Grade: ___ out of 100 points

======================================================================
Generation of one-dimensional data (36 points total).

( 2 points):  Correct R code for generating the data.

( 10 points):  R code for plotting of all six graphs for one-dimensional
              data for LDA.
( 7 points):  Observations and discussion of results. 

( 10 points):  R code for plotting of all six graphs for one-dimensional
              data for QDA.
( 7 points):  Observations and discussion of results. 


======================================================================
Generation of two-dimensional data (46 points total)

( 2 points):  Correct R code for generating the data.

( 10 points):  R code for plotting of all six graphs for one-dimensional
              data for LDA.
( 7 points):  Observations and discussion of results. 

( 10 points):  R code for plotting of all six graphs for one-dimensional
              data for QDA.
( 7 points):  Observations and discussion of results. 

( 5 points):  Repetition of above for two-dimensional data generated
              in a way that shows poor classification results.
( 5 points):  Observations and discussion of results. 

======================================================================
Data set of your choice. (11 points total)

( 2 points):  Explanation of source of data and why you have chosen it.
( 2 points):  R code for reading the data and preparing it for classification.
( 2 points):  R code for classifying it and analyzing results.
( 5 points):  Observations and discussion of results.

======================================================================
Report structure.  (5 points total)

( 1 points): Table of contents included.
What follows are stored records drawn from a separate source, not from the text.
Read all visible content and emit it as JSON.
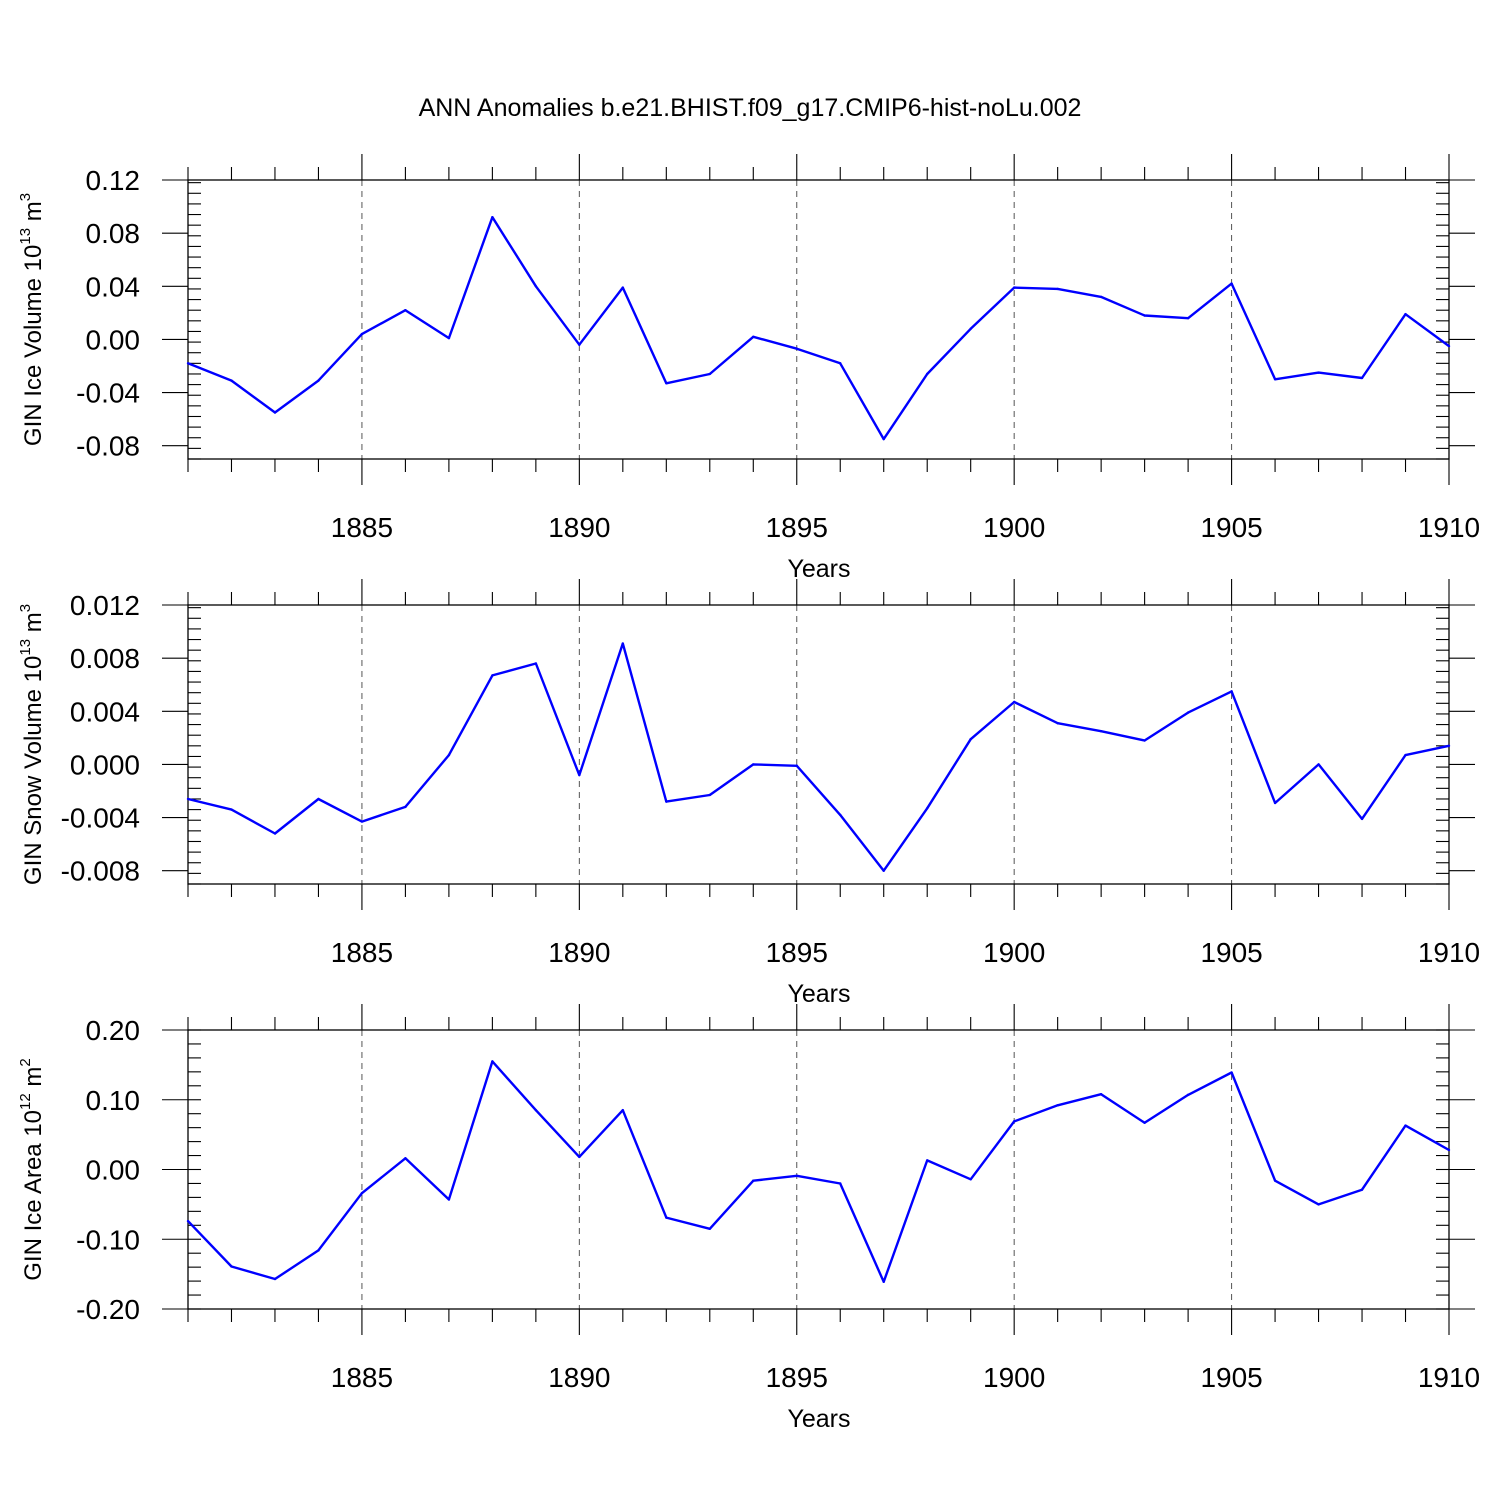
{
  "colors": {
    "line": "#0000ff"
  },
  "chart_data": [
    {
      "type": "line",
      "title": "ANN Anomalies b.e21.BHIST.f09_g17.CMIP6-hist-noLu.002",
      "ylabel": {
        "text": "GIN Ice Volume 10",
        "exp": "13",
        "unit": " m",
        "unit_exp": "3"
      },
      "xlabel": "Years",
      "ylim": [
        -0.09,
        0.12
      ],
      "xlim": [
        1881,
        1910
      ],
      "yticks": [
        -0.08,
        -0.04,
        0.0,
        0.04,
        0.08,
        0.12
      ],
      "ytick_labels": [
        "-0.08",
        "-0.04",
        "0.00",
        "0.04",
        "0.08",
        "0.12"
      ],
      "yminor": 0.008,
      "xticks": [
        1885,
        1890,
        1895,
        1900,
        1905,
        1910
      ],
      "xtick_labels": [
        "1885",
        "1890",
        "1895",
        "1900",
        "1905",
        "1910"
      ],
      "grid_x": [
        1885,
        1890,
        1895,
        1900,
        1905
      ],
      "x": [
        1881,
        1882,
        1883,
        1884,
        1885,
        1886,
        1887,
        1888,
        1889,
        1890,
        1891,
        1892,
        1893,
        1894,
        1895,
        1896,
        1897,
        1898,
        1899,
        1900,
        1901,
        1902,
        1903,
        1904,
        1905,
        1906,
        1907,
        1908,
        1909,
        1910
      ],
      "values": [
        -0.018,
        -0.031,
        -0.055,
        -0.031,
        0.004,
        0.022,
        0.001,
        0.092,
        0.04,
        -0.004,
        0.039,
        -0.033,
        -0.026,
        0.002,
        -0.007,
        -0.018,
        -0.075,
        -0.026,
        0.008,
        0.039,
        0.038,
        0.032,
        0.018,
        0.016,
        0.042,
        -0.03,
        -0.025,
        -0.029,
        0.019,
        -0.005
      ]
    },
    {
      "type": "line",
      "title": "",
      "ylabel": {
        "text": "GIN Snow Volume 10",
        "exp": "13",
        "unit": " m",
        "unit_exp": "3"
      },
      "xlabel": "Years",
      "ylim": [
        -0.009,
        0.012
      ],
      "xlim": [
        1881,
        1910
      ],
      "yticks": [
        -0.008,
        -0.004,
        0.0,
        0.004,
        0.008,
        0.012
      ],
      "ytick_labels": [
        "-0.008",
        "-0.004",
        "0.000",
        "0.004",
        "0.008",
        "0.012"
      ],
      "yminor": 0.0008,
      "xticks": [
        1885,
        1890,
        1895,
        1900,
        1905,
        1910
      ],
      "xtick_labels": [
        "1885",
        "1890",
        "1895",
        "1900",
        "1905",
        "1910"
      ],
      "grid_x": [
        1885,
        1890,
        1895,
        1900,
        1905
      ],
      "x": [
        1881,
        1882,
        1883,
        1884,
        1885,
        1886,
        1887,
        1888,
        1889,
        1890,
        1891,
        1892,
        1893,
        1894,
        1895,
        1896,
        1897,
        1898,
        1899,
        1900,
        1901,
        1902,
        1903,
        1904,
        1905,
        1906,
        1907,
        1908,
        1909,
        1910
      ],
      "values": [
        -0.0026,
        -0.0034,
        -0.0052,
        -0.0026,
        -0.0043,
        -0.0032,
        0.0007,
        0.0067,
        0.0076,
        -0.0008,
        0.0091,
        -0.0028,
        -0.0023,
        0.0,
        -0.0001,
        -0.0038,
        -0.008,
        -0.0033,
        0.0019,
        0.0047,
        0.0031,
        0.0025,
        0.0018,
        0.0039,
        0.0055,
        -0.0029,
        0.0,
        -0.0041,
        0.0007,
        0.0014
      ]
    },
    {
      "type": "line",
      "title": "",
      "ylabel": {
        "text": "GIN Ice Area 10",
        "exp": "12",
        "unit": " m",
        "unit_exp": "2"
      },
      "xlabel": "Years",
      "ylim": [
        -0.2,
        0.2
      ],
      "xlim": [
        1881,
        1910
      ],
      "yticks": [
        -0.2,
        -0.1,
        0.0,
        0.1,
        0.2
      ],
      "ytick_labels": [
        "-0.20",
        "-0.10",
        "0.00",
        "0.10",
        "0.20"
      ],
      "yminor": 0.02,
      "xticks": [
        1885,
        1890,
        1895,
        1900,
        1905,
        1910
      ],
      "xtick_labels": [
        "1885",
        "1890",
        "1895",
        "1900",
        "1905",
        "1910"
      ],
      "grid_x": [
        1885,
        1890,
        1895,
        1900,
        1905
      ],
      "x": [
        1881,
        1882,
        1883,
        1884,
        1885,
        1886,
        1887,
        1888,
        1889,
        1890,
        1891,
        1892,
        1893,
        1894,
        1895,
        1896,
        1897,
        1898,
        1899,
        1900,
        1901,
        1902,
        1903,
        1904,
        1905,
        1906,
        1907,
        1908,
        1909,
        1910
      ],
      "values": [
        -0.074,
        -0.139,
        -0.157,
        -0.116,
        -0.034,
        0.016,
        -0.043,
        0.155,
        0.085,
        0.018,
        0.085,
        -0.069,
        -0.085,
        -0.016,
        -0.009,
        -0.02,
        -0.161,
        0.013,
        -0.014,
        0.069,
        0.092,
        0.108,
        0.067,
        0.107,
        0.139,
        -0.016,
        -0.05,
        -0.029,
        0.063,
        0.028
      ]
    }
  ]
}
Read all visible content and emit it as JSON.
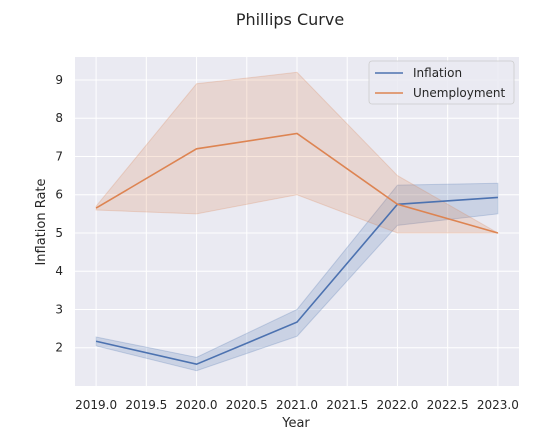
{
  "chart_data": {
    "type": "line",
    "title": "Phillips Curve",
    "xlabel": "Year",
    "ylabel": "Inflation Rate",
    "xlim": [
      2018.79,
      2023.21
    ],
    "ylim": [
      1.0,
      9.6
    ],
    "xticks": [
      2019.0,
      2019.5,
      2020.0,
      2020.5,
      2021.0,
      2021.5,
      2022.0,
      2022.5,
      2023.0
    ],
    "xtick_labels": [
      "2019.0",
      "2019.5",
      "2020.0",
      "2020.5",
      "2021.0",
      "2021.5",
      "2022.0",
      "2022.5",
      "2023.0"
    ],
    "yticks": [
      2,
      3,
      4,
      5,
      6,
      7,
      8,
      9
    ],
    "ytick_labels": [
      "2",
      "3",
      "4",
      "5",
      "6",
      "7",
      "8",
      "9"
    ],
    "grid": true,
    "legend_position": "top-right",
    "series": [
      {
        "name": "Inflation",
        "color": "#4c72b0",
        "x": [
          2019,
          2020,
          2021,
          2022,
          2023
        ],
        "y": [
          2.17,
          1.57,
          2.67,
          5.75,
          5.93
        ],
        "ci_low": [
          2.05,
          1.4,
          2.3,
          5.2,
          5.5
        ],
        "ci_high": [
          2.28,
          1.75,
          3.0,
          6.25,
          6.3
        ]
      },
      {
        "name": "Unemployment",
        "color": "#dd8452",
        "x": [
          2019,
          2020,
          2021,
          2022,
          2023
        ],
        "y": [
          5.65,
          7.2,
          7.6,
          5.75,
          5.0
        ],
        "ci_low": [
          5.6,
          5.5,
          6.0,
          5.0,
          5.0
        ],
        "ci_high": [
          5.7,
          8.9,
          9.2,
          6.5,
          5.0
        ]
      }
    ]
  }
}
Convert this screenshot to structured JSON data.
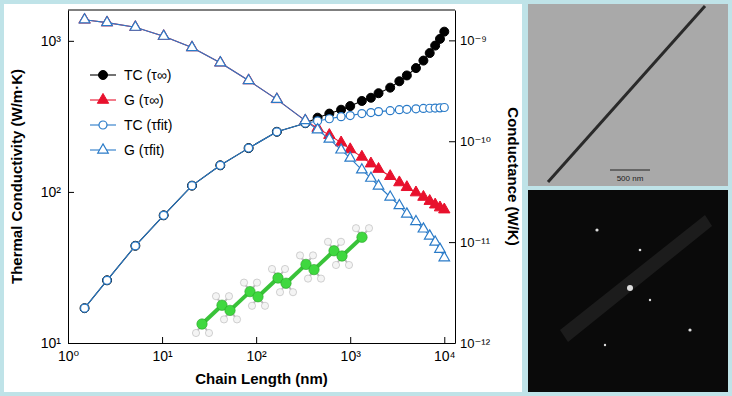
{
  "chart_data": {
    "type": "line",
    "x_label": "Chain Length (nm)",
    "y_label": "Thermal Conductivity (W/m·K)",
    "y2_label": "Conductance (W/K)",
    "log": true,
    "legend": "upper left",
    "xlim": [
      1,
      13000
    ],
    "xticks": [
      {
        "value": 1,
        "label": "10⁰"
      },
      {
        "value": 10,
        "label": "10¹"
      },
      {
        "value": 100,
        "label": "10²"
      },
      {
        "value": 1000,
        "label": "10³"
      },
      {
        "value": 10000,
        "label": "10⁴"
      }
    ],
    "ylim": [
      10,
      1600
    ],
    "yticks": [
      {
        "value": 10,
        "label": "10¹"
      },
      {
        "value": 100,
        "label": "10²"
      },
      {
        "value": 1000,
        "label": "10³"
      }
    ],
    "y2lim": [
      1e-12,
      2e-09
    ],
    "y2ticks": [
      {
        "value": 1e-12,
        "label": "10⁻¹²"
      },
      {
        "value": 1e-11,
        "label": "10⁻¹¹"
      },
      {
        "value": 1e-10,
        "label": "10⁻¹⁰"
      },
      {
        "value": 1e-09,
        "label": "10⁻⁹"
      }
    ],
    "x": [
      1.5,
      2.6,
      5.2,
      10.4,
      20.8,
      41.6,
      83.2,
      166,
      333,
      450,
      600,
      800,
      1000,
      1330,
      1660,
      2000,
      2660,
      3330,
      4000,
      5000,
      6000,
      7000,
      8000,
      9000,
      10000
    ],
    "series": [
      {
        "name": "TC (τ∞)",
        "color": "#000000",
        "marker": "circle",
        "line_style": "solid",
        "values": [
          17,
          26,
          44,
          70,
          110,
          150,
          195,
          250,
          285,
          310,
          330,
          350,
          370,
          400,
          420,
          450,
          490,
          540,
          590,
          660,
          740,
          830,
          930,
          1030,
          1150
        ]
      },
      {
        "name": "G (τ∞)",
        "color": "#e8112d",
        "marker": "triangle",
        "line_style": "solid",
        "axis": "y2",
        "values": [
          1.6e-09,
          1.5e-09,
          1.35e-09,
          1.1e-09,
          8.5e-10,
          6e-10,
          4e-10,
          2.6e-10,
          1.6e-10,
          1.35e-10,
          1.15e-10,
          9.7e-11,
          8.3e-11,
          7e-11,
          6e-11,
          5.3e-11,
          4.5e-11,
          3.9e-11,
          3.5e-11,
          3.1e-11,
          2.8e-11,
          2.55e-11,
          2.35e-11,
          2.2e-11,
          2.1e-11
        ]
      },
      {
        "name": "TC (τfit)",
        "color": "#2a7bc8",
        "marker": "circle-open",
        "line_style": "solid",
        "values": [
          17,
          26,
          44,
          70,
          110,
          150,
          195,
          250,
          285,
          295,
          305,
          315,
          320,
          330,
          335,
          340,
          345,
          350,
          352,
          355,
          357,
          358,
          359,
          360,
          362
        ]
      },
      {
        "name": "G (τfit)",
        "color": "#2a7bc8",
        "marker": "triangle-open",
        "line_style": "solid",
        "axis": "y2",
        "values": [
          1.6e-09,
          1.5e-09,
          1.35e-09,
          1.1e-09,
          8.5e-10,
          6e-10,
          4e-10,
          2.6e-10,
          1.6e-10,
          1.3e-10,
          1.05e-10,
          8.2e-11,
          6.8e-11,
          5.2e-11,
          4.3e-11,
          3.6e-11,
          2.8e-11,
          2.3e-11,
          1.9e-11,
          1.6e-11,
          1.35e-11,
          1.15e-11,
          1e-11,
          8.5e-12,
          7e-12
        ]
      }
    ],
    "annotations": [
      "500 nm"
    ]
  }
}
Heading and subheading structure
             easy to follow and clearly divides report into logical sections.
( 1 points): Code, math, figure captions, and all other aspects of  
             report are well-written and formatted.
( 1 points): Conclusion section included, describing what you learned
             and which aspects were most difficult.
( 1 points): References. Include only references that you cite in the report.
( 1 points): Correct selling.  Use a spell checker! Correct grammar and 
             punctuation. Always proofread the whole report.